Vous avez sans doute déjà entendu le conseil. Oubliez les objectifs, concentrez-vous sur les systèmes. On le répète si souvent qu’il a fini par sonner comme une permission de ne plus se soucier d’où l’on va. Ce n’est pas ce qu’il veut dire, et la version aplatie fait plus de mal que le cliché qu’elle a remplacé.
Voici la distinction qui tient vraiment. Un objectif nomme un résultat. Un système nomme le comportement qui le produit. L’ennui, c’est que la plupart des objectifs visent des choses que vous ne contrôlez pas entièrement.
Gagner le client. Obtenir la promotion. Faire grandir l’audience. Chacune dépend de personnes qui décident de choses que vous ne pouvez pas décider à leur place. Vous pouvez tout faire juste et ne pas obtenir le résultat, et vous pouvez obtenir le résultat en partie par chance. Une cible que vous ne contrôlez pas est un mauvais endroit où placer votre attention quotidienne, car elle ne vous dit presque rien de ce qu’il faut faire aujourd’hui.
Ce que la course aux chiffres m’a appris
Pendant des années chez IBM, mon travail se mesurait en chiffre d’affaires. J’atteignais des objectifs et j’en manquais, et avec le temps j’ai remarqué quelque chose d’inconfortable. Le nombre montait et descendait pour des raisons qui avaient peu à voir avec la qualité de mon travail ce trimestre-là. Les marchés bougeaient. Des affaires échouaient pour des raisons qu’aucun effort n’aurait pu changer.
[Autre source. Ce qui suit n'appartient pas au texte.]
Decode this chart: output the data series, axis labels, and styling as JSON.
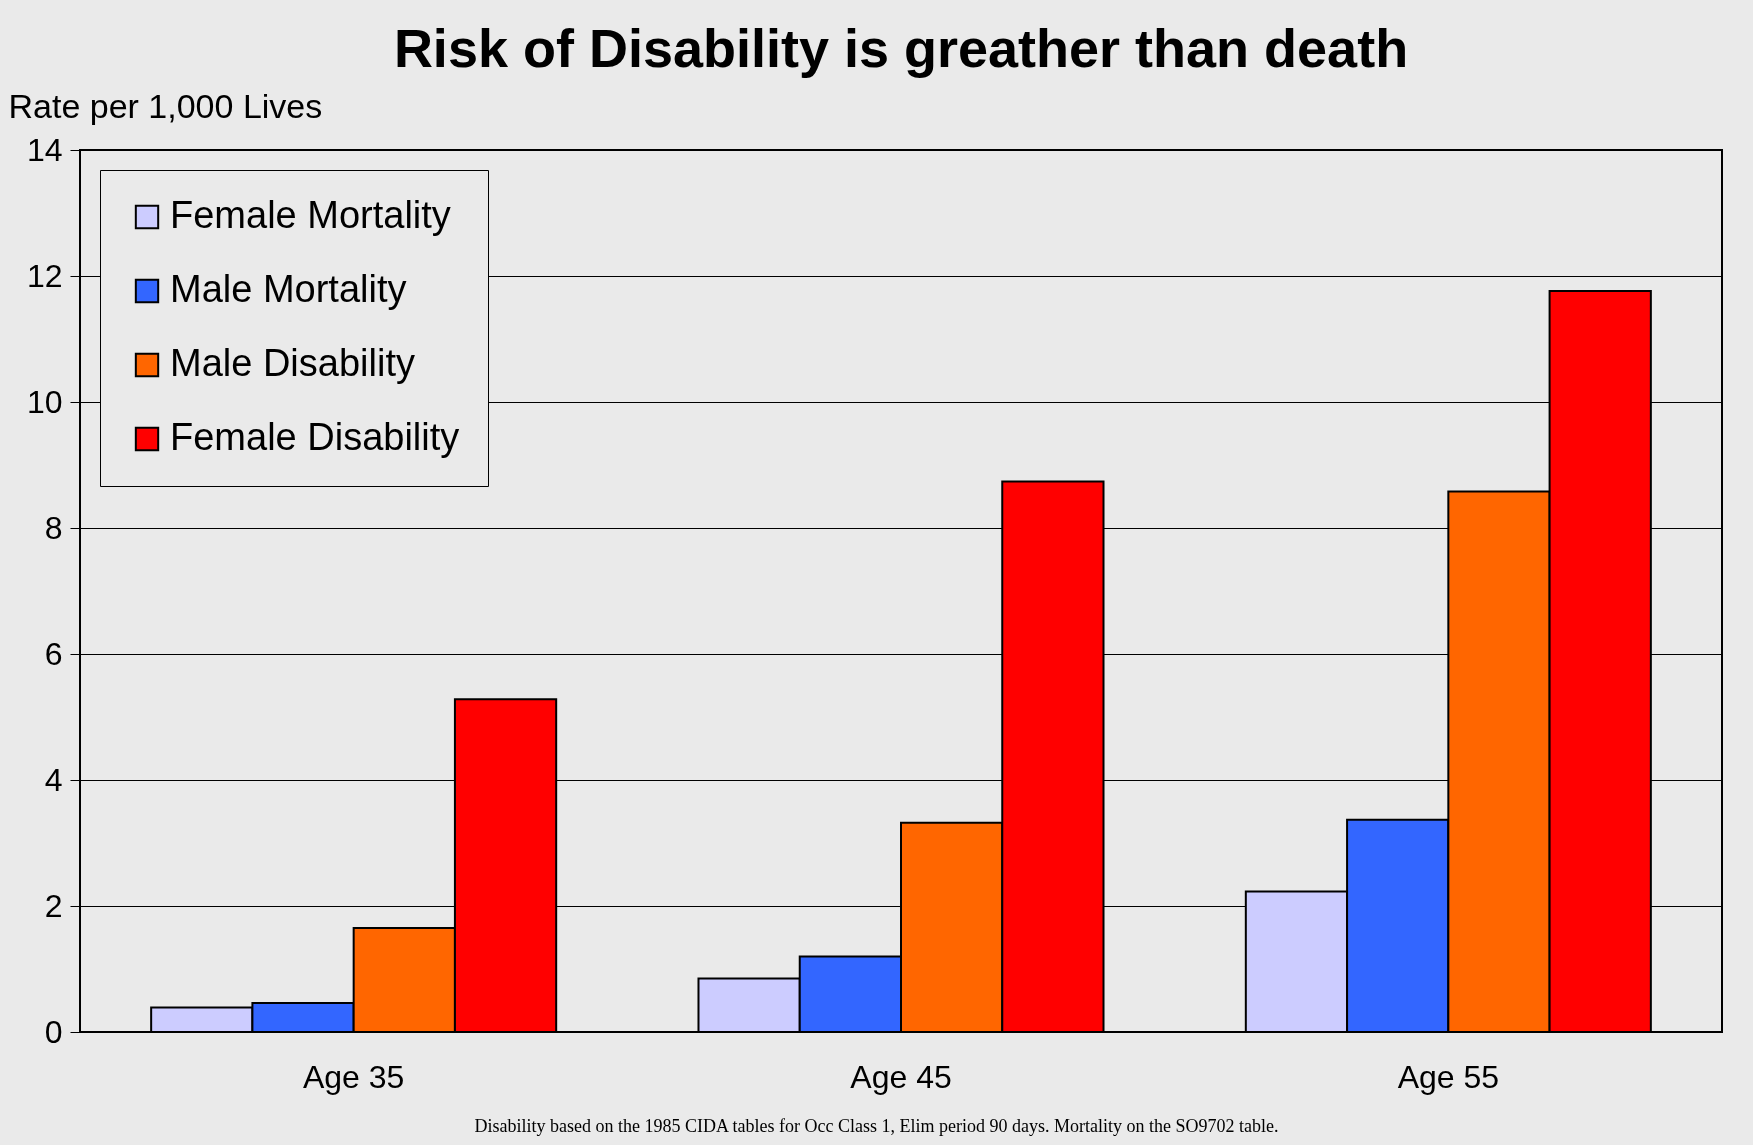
{
  "chart_data": {
    "type": "bar",
    "title": "Risk of Disability is greather than death",
    "ylabel": "Rate per 1,000 Lives",
    "categories": [
      "Age 35",
      "Age 45",
      "Age 55"
    ],
    "series": [
      {
        "name": "Female Mortality",
        "color": "#ccccff",
        "values": [
          0.39,
          0.85,
          2.23
        ]
      },
      {
        "name": "Male Mortality",
        "color": "#3366ff",
        "values": [
          0.46,
          1.2,
          3.37
        ]
      },
      {
        "name": "Male Disability",
        "color": "#ff6600",
        "values": [
          1.65,
          3.32,
          8.58
        ]
      },
      {
        "name": "Female Disability",
        "color": "#ff0000",
        "values": [
          5.28,
          8.74,
          11.76
        ]
      }
    ],
    "ylim": [
      0,
      14
    ],
    "yticks": [
      0,
      2,
      4,
      6,
      8,
      10,
      12,
      14
    ],
    "grid": "y",
    "legend": "top left",
    "annotations": [
      "Disability based on the 1985 CIDA tables for Occ Class 1, Elim period 90 days.  Mortality on the SO9702 table."
    ]
  }
}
Ce que je pouvais réellement contrôler était plus étroit et plus discret : comment je me préparais, comment je relançais, avec quelle honnêteté je lisais une situation. Quand j’ai intégré cela dans une façon de travailler répétable, les résultats se sont améliorés en moyenne, même si aucun résultat unique n’était jamais garanti. Le système était la part qui m’appartenait. Le nombre était la part qui ne m’appartenait pas.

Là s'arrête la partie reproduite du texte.